Using stolen passwords from legitimate customers, intruders accessed personal information on as many as 32,000 U.S. citizens in a database owned by the information broker LexisNexis, the company said.
The announcement Wednesday comes on the heels of a series of similar high-profile breaches, the most serious affecting another large data broker, ChoicePoint Inc. in which scores of identities were stolen.
The ChoicePoint case, as well as other data losses including one affecting some 1.2 million federal employees with Bank of America charge cards, have prompted an outcry for federal oversight of a loosely regulated commercial sector. In the data-brokering business, sensitive data about nearly every adult American is bought and sold.
The first in a series of Capitol Hill hearings are scheduled for Thursday.
At LexisNexis, criminals found a way to compromise the log-ins and passwords of a handful of legitimate customers to get access to the database, said Kurt Sanford, the company’s chief executive, told The Associated Press.
The FBI and the Secret Service are both investigating the breach.
The database that was compromised, called Accurint, sells reports for $4.50 each that include an individual’s Social Security number, past addresses, date of birth and voter registration information, including party affiliation.
No credit history, medical records or financial information were accessed in the breach, LexisNexis parent company Reed Elsevier Group PLC said in a statement.
FBI, Secret Service investigating
The Accurint database is part of the Seisint unit, which LexisNexis bought in August. Sanford said a team examining Seisint’s data security routines in February noticed abnormal usage patterns and suspicious billing on some accounts.
He said the team told superiors, who notified law enforcement. Both internal and external investigations continue, he said.
“What we’re doing now is trying to act as quickly and responsibly as possible to lend a helping hand to consumers who might have been adversely impacted by these incidents,” Sanford said.
Sanford refused to name the law agencies involved, saying that could only compromise the investigation: “We are trying to catch the bad guys here.”
But the FBI and Secret Service confirmed they were investigating, though they declined to discuss whether any cases of identity theft have resulted from the breach or discuss any other specifics.
LexisNexis said it would be notifying affected customers in the coming days. It will provide them with ongoing credit monitoring “and other support to ensure that any identity theft that may result from these incidents is quickly detected and addressed,” it said. LexisNexis said it was also tightening up password and login procedures.
Boca Raton, Fla.-based Seisint stores millions of personal records, including information on bankruptcies, corporate affiliation, drivers licenses, neighbors and criminal records. Customers include police, lawyers and businesses.
LexisNexis paid $775 million for Seisint, which also provides data for Matrix, a crime and terrorism database project created in 2002 and funded by the U.S. government. Thirteen states originally were to participate but most later pulled out, citing citizen privacy and other concerns. Seisint was founded by a millionaire, Hank Asher, who stepped down from its board of directors last year after revelations of past ties to Bahamian drug smugglers.
Word of the Seisint breach follows the embarrassing disclosure Feb. 15 of a breach at rival data broker ChoicePoint Inc. that the company said involved as many as 145,000 Americans. In the scam, thieves posing as small business customers gained access to the company’s database and at least 750 people were defrauded, authorities say.

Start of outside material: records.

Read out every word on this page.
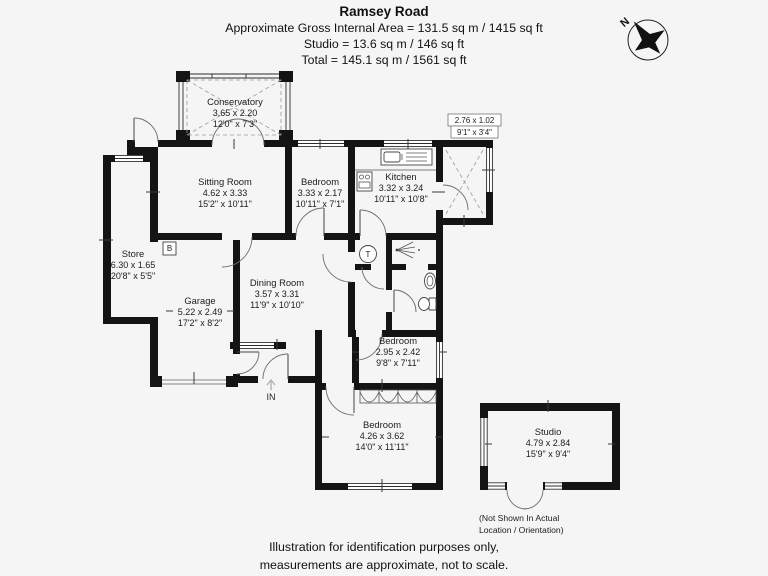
Ramsey Road
Approximate Gross Internal Area = 131.5 sq m / 1415 sq ft
Studio = 13.6 sq m / 146 sq ft
Total = 145.1 sq m / 1561 sq ft
N
T
B
IN
2.76 x 1.02
9'1" x 3'4"
Conservatory
3.65 x 2.20
12'0" x 7'3"
Sitting Room
4.62 x 3.33
15'2" x 10'11"
Bedroom
3.33 x 2.17
10'11" x 7'1"
Kitchen
3.32 x 3.24
10'11" x 10'8"
Store
6.30 x 1.65
20'8" x 5'5"
Garage
5.22 x 2.49
17'2" x 8'2"
Dining Room
3.57 x 3.31
11'9" x 10'10"
Bedroom
2.95 x 2.42
9'8" x 7'11"
Bedroom
4.26 x 3.62
14'0" x 11'11"
Studio
4.79 x 2.84
15'9" x 9'4"
(Not Shown In Actual
Location / Orientation)
Illustration for identification purposes only,
measurements are approximate, not to scale.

ChoicePoint’s vice president, Don McGuffey, is expected to testify Thursday at a Senate hearing on identity theft. The chairman of the Federal Trade Commission, a representative from the Secret Service and a Bank of America executive also are to appear before the Senate Banking, Housing and Urban Affairs Committee.
Sen. Bill Nelson, D-Fla., introduced legislation Wednesday that would impose tighter requirements on the industry. The ChoicePoint case only became known when the company heeded California law by notifying affected citizens of that state that their personal information had been compromised.
California is the only state with such a law.